The Deals that Build the Petroleum Sector

Guinea Ecuatorial Año energético 2019.

This article was originally published in the Africa Energy Series: Equatorial Guinea book.

A strong pipeline of projects and region-leading infrastructure 
for oil and gas make Equatorial Guinea a prime deal-making destination in Central Africa.

In recent months, Equatorial Guinea has courted international investors with great enthusiasm — seeking to pump fresh life into a variety of sectors, from the well-established oil and gas sector to the barely developed (but bursting with potential) agricultural sector. H.E. Gabriel Mbaga Obiang Lima, the Minister of Mines and hydrocarbons, has been particularly active, taking the country’s EG Ronda 2016 on a global roadshow from Cape Town to Singapore, building close ties with potential Middle Eastern investors, successfully applying to join the Organization of the Petroleum Exporting Countries and seeking to collaborate with African nations.

At the same time, the government of Equatorial Guinea has taken real steps to ease investment and put an end to a reputation for having an inefficient bureaucracy. In the last several years, the government has established a co-investment fund of $1 billion for key industries like petrochemicals and mining; created a “one-stop-shop” for opening a business in the country; offered tax exemptions for diverse projects; and established an independent body to solve business disputes. The Ministers of Economy and Finance also held a roundtable discussion with the US Chamber of Commerce in 2016 in an effort to solicit investment.

The concerted effort to attract new investment to the country is not surprising, coming on the heels of a recession and stagnated growth since the price of oil and gas took a downward spiral. Real GDP growth fell from 8.3 percent in 2012 to -10 percent in 2016, while foreign direct investment plummeted from $13.5 billion in 2012 (the fifth-most for all of Sub-Saharan Africa) to $54 million in 2016. The country’s many infrastructure projects were put on hold — roads and buildings sat unfinished; oil and gas deals were cancelled or delayed and a drive to diversify the economy with petrochemicals, agriculture and storage projects was deferred.

But the endeavor to woo international investors is paying off, with global leaders in the energy industry taking a fresh look at the country. The Fortuna FLNG project, spearheaded by Ophir Energy and expected to reach FID in 2018, has attracted key investors, including Schlumberger and Golar LNG. Geneva-based Gunvor Group was named the preferred LNG offtaker for the project. The country has already entered an agreement with OneLNG, the joint venture company heading the project, to examine the possibility of a second FLNG.

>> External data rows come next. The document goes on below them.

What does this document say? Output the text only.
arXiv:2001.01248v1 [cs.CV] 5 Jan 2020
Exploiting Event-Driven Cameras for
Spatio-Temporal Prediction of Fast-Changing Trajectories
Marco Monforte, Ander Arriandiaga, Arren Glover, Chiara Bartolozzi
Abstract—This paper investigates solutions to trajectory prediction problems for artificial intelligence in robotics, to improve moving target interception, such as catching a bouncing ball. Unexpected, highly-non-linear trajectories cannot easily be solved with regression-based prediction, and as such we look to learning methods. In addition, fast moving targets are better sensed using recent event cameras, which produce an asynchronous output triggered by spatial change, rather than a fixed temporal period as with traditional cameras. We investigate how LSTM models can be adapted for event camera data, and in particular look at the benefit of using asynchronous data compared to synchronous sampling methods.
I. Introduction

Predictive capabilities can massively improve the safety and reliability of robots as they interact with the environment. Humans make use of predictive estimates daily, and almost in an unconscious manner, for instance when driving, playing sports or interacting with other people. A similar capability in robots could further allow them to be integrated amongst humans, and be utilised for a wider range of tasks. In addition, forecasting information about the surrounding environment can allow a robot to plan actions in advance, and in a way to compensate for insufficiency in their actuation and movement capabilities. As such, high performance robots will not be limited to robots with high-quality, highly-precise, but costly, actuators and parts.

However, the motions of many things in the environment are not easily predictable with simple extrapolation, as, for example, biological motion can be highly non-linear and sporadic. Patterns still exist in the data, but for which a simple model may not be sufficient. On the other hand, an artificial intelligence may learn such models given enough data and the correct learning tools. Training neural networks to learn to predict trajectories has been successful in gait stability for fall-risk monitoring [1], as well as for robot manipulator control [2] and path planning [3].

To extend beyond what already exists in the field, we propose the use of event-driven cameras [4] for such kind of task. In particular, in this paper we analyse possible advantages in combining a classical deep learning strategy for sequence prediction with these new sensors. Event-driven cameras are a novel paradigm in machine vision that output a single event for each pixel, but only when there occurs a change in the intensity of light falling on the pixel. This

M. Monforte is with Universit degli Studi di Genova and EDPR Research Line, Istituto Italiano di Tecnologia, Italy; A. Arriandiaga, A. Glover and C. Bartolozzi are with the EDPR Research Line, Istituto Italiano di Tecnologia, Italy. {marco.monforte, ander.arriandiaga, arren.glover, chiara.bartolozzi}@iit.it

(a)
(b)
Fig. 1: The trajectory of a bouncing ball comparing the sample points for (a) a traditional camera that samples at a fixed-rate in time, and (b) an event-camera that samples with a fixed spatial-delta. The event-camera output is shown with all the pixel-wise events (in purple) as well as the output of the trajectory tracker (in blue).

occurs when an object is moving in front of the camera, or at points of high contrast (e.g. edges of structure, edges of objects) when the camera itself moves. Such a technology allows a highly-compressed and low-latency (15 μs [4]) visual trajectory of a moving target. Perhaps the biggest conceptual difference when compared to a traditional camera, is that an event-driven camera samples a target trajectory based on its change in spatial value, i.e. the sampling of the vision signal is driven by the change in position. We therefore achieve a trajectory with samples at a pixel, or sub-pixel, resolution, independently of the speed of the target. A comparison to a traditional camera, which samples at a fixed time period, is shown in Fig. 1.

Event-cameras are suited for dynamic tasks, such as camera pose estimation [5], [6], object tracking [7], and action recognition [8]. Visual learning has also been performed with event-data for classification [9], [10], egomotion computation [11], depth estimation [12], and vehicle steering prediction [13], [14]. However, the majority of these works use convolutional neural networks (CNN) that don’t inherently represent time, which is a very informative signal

In 2017, the Ministry of Mines and Hydrocarbons signed a memorandum of understanding with Shell to facilitate its entry into new hydrocarbons projects in the country, in addition to confirming Shell would continue to buy LNG from the country’s Punta Europa gas complex after its acquisition of BG Group in 2016. Following the EG Ronda licensing round, there are several new entrants into the sector, including leading frontier explorers Kosmos Energy and Trident Energy; and longtime players in the Equatorial Guinea offshore sector, including Exxon- Mobil and Ophir Energy.

Luba Freeport, majority-owned by London-based Lonrho, is also a draw for investors. The natural deepwater port, which also offers fabrication, bunkering and many other competitive services, provides for the offshore oil and gas sector throughout the Gulf of Guinea with its convenient location and fiscal incentives.

Investment is also entering the country from the Middle East — the Bioko Oil Terminal is expected to break ground in 2018 after a development and financing deal was inked with Arabian Energy of Saudi Arabia in May 2017 during the Equatorial Guinea-Saudi Arabia Economic Forum held in Jeddah, Saudi Arabia last year. The $500 million, 1.2-million cubic meter storage facility will further Equatorial Guinea’s drive to be a leader in the Gulf of Guinea, which is severely lacking in storage facilities.

Like most oil-dependent economies, Equatorial Guinea’s economic and development progress took a tumble after the oil price crash. But the country clearly did not sit idle waiting for the price slump to end. Instead, after years of carefully laying the groundwork for new investment, Equatorial Guinea is emerging from the oil price crash stronger, and ready to double down on development and economic diversification.